Abb. 8: Worin sehen Sie die größten Potenziale interkommunaler Zusammenarbeit im Zusammenhang mit der Gestaltung der digitalen Transformation?
Der interkommunalen Zusammenarbeit wird bei der Gestaltung der digitalen Transformation ein großes Potenzial attestiert. Ausgeschöpft wird es bisher aber nur im Ansatz. Lediglich 4 % der Befragten geben an, die Potenziale interkommunaler Zusammenarbeit in sehr hohem Maße zu nutzen. Die Mehrheit (45 %) der befragten Kommunen nutzt die Potenziale teilweise (siehe Abbildung 9). Immerhin ein Drittel der Kommunen gibt an, die Möglichkeiten in geringem Maß oder gar nicht zu nutzen.
Vielfältige Formate für eine gute interkommunale Zusammenarbeit
Interkommunale Zusammenarbeit kann in unterschiedlichen Formaten erfolgen. Diese unterscheiden sich hinsichtlich ihrer Verbindlichkeit der Zusammenarbeit und auch in zeitlicher Perspektive.
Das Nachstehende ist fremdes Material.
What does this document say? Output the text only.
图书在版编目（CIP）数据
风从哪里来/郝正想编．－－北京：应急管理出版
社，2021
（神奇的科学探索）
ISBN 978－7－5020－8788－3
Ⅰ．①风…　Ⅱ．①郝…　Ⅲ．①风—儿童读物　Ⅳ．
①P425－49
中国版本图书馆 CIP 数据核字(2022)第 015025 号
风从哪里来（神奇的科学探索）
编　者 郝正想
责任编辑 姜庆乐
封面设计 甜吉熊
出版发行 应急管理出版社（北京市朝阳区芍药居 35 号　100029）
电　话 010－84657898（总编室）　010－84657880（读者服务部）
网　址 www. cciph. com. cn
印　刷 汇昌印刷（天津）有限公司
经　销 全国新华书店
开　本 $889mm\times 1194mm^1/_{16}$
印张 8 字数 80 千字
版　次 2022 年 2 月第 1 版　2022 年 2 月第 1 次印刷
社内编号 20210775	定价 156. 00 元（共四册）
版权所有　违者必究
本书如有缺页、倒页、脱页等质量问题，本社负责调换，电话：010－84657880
Abbildung 11 gibt hierzu einen Überblick, der jedoch keinen Anspruch auf Vollständigkeit erhebt.
Als eher lose und temporäre Formen der Zusammenarbeit können beispielsweise gemeinsame Veranstaltungsformate wie Workshops, Konferenzen, Kongresse oder Hackatons angeführt werden. Einen höheren Verbindlichkeitsgrad mit temporärem Charakter weisen gemeinsame (Digitalisierungs-)Projekte oder die gemeinsame Umsetzung von Förderprogrammen auf. Eine höhere Verbindlichkeit, die auf Dauer angelegt ist, wird durch eine stärkere Institutionalisierung wie beispielsweise in einer interkommunalen Digitalisierungsagentur, in Rechenzentren oder einem Digitalisierungszentrum, aber auch durch gemeinsame Geschäftsmodelle erreicht. Deren Grad an Verbindlichkeit ist letztlich von der vertraglichen Ausgestaltung und der gewählten Rechtsform abhängig.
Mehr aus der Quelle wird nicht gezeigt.